Besuche von US-Präsidenten
Der Bush-Besuch steht in einer langen Tradition

Der Besuch von US-Präsident George W. Bush am 23. Februar in Deutschland steht in einer langen Reihe: Als enger Verbündeter und als Staat an der Grenzlinie des Kalten Krieges war Deutschland in den vergangenen 50 Jahren beliebtes Ziel vieler US-Präsidenten. Mehrere ihrer Reden, vor allem in der symbolisch wichtigen „Frontstadt“ Berlin, sind in die Geschichte eingegangen.

HB BERLIN. Nachfolgend ein Überblick über wichtige Besuche.

1963 - John F. Kennedy in Berlin

Der Besuch des populären Demokraten Kennedy im Juni 1963 ist Legende. Zwei Jahre nach dem Bau der Mauer bekannte er sich zur Freiheit und Sicherheit der Stadt: „Alle freien Menschen, wo immer sie leben mögen, sind Bürger dieser Stadt“, sagte er vor jubelnden Bürgern und beendete die Rede auf Deutsch mit den Worten: „Ich bin ein Berliner.“

1985 - Ronald Reagan in Bitburg

Mit einer Kranzniederlegung auf einem Soldatenfriedhof in Bitburg, auf dem sich auch Gräber von SS-Männer befinden, löste Reagan im Mai 1985 heftigen Streit aus. Jüdische Organisationen protestierten scharf.
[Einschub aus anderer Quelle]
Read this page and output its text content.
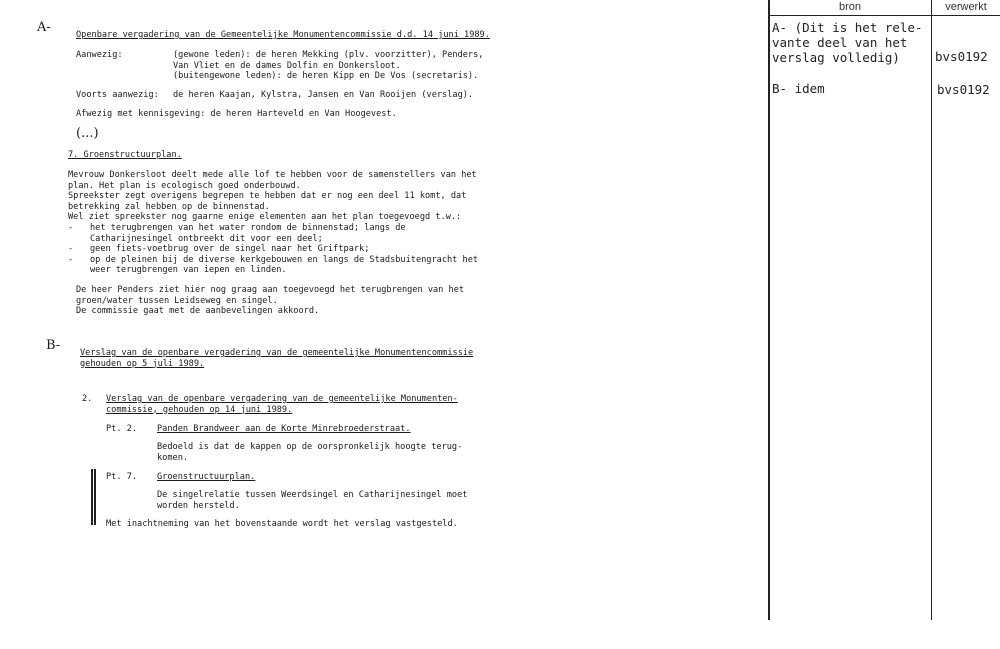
A-	Openbare vergadering van de Gemeentelijke Monumentencommissie d.d. 14 juni 1989.
Aanwezig:	(gewone leden): de heren Mekking (plv. voorzitter), Penders,
Van Vliet en de dames Dolfin en Donkersloot.
(buitengewone leden): de heren Kipp en De Vos (secretaris).
Voorts aanwezig: de heren Kaajan, Kylstra, Jansen en Van Rooijen (verslag).
Afwezig met kennisgeving: de heren Harteveld en Van Hoogevest.
(...)
7. Groenstructuurplan.
Mevrouw Donkersloot deelt mede alle lof te hebben voor de samenstellers van het
plan. Het plan is ecologisch goed onderbouwd.
Spreekster zegt overigens begrepen te hebben dat er nog een deel 11 komt, dat
betrekking zal hebben op de binnenstad.
Wel ziet spreekster nog gaarne enige elementen aan het plan toegevoegd t.w.:
- het terugbrengen van het water rondom de binnenstad; langs de
Catharijnesingel ontbreekt dit voor een deel;
- geen fiets-voetbrug over de singel naar het Griftpark;
- op de pleinen bij de diverse kerkgebouwen en langs de Stadsbuitengracht het
weer terugbrengen van iepen en linden.
De heer Penders ziet hier nog graag aan toegevoegd het terugbrengen van het
groen/water tussen Leidseweg en singel.
De commissie gaat met de aanbevelingen akkoord.
B- Verslag van de openbare vergadering van de gemeentelijke Monumentencommissie
gehouden op 5 juli 1989.
2. Verslag van de openbare vergadering van de gemeentelijke Monumenten-
commissie, gehouden op 14 juni 1989.
Pt. 2. Panden Brandweer aan de Korte Minrebroederstraat.
Bedoeld is dat de kappen op de oorspronkelijk hoogte terug-
komen.
Pt. 7. Groenstructuurplan.
De singelrelatie tussen Weerdsingel en Catharijnesingel moet
worden hersteld.
Met inachtneming van het bovenstaande wordt het verslag vastgesteld.
bron	verwerkt
A- (Dit is het rele-
vante deel van het
verslag volledig)	bvs0192
B- idem	bvs0192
Auch Reagans Visite im früheren Konzentrationslager Bergen-Belsen, als Ausgleich gedacht, konnte die Kontroverse nicht beruhigen.

1987 - Reagan in Berlin

Dagegen schloss Reagan zwei Jahre später mit seiner Rede am Brandenburger Tor an die feierlichen Bekenntnisse Kennedys und anderer Präsidenten zur Einheit Berlins an, als er an den sowjetischen Präsidenten Michail Gorbatschow gerichtet sagte: „Mr. Gorbatschow, öffnen Sie dieses Tor (...), reißen Sie diese Mauer nieder.“

1989 - George Bush in Bonn und Mainz

Die weltpolitischen Umnbrüche durch die Krise der DDR und des Ostblocks standen im Zentrum des Besuchs von Präsident George Bush im Mai 1989. Er forderte Freiheit für die Völker Osteuropas und sprach von Deutschland und den USA als „Partner in einer Führungsrolle“. Der Besuch in Mainz findet seinen Widerhall in der Visite seines Sohnes, Präsident George W. Bush, 16 Jahre später.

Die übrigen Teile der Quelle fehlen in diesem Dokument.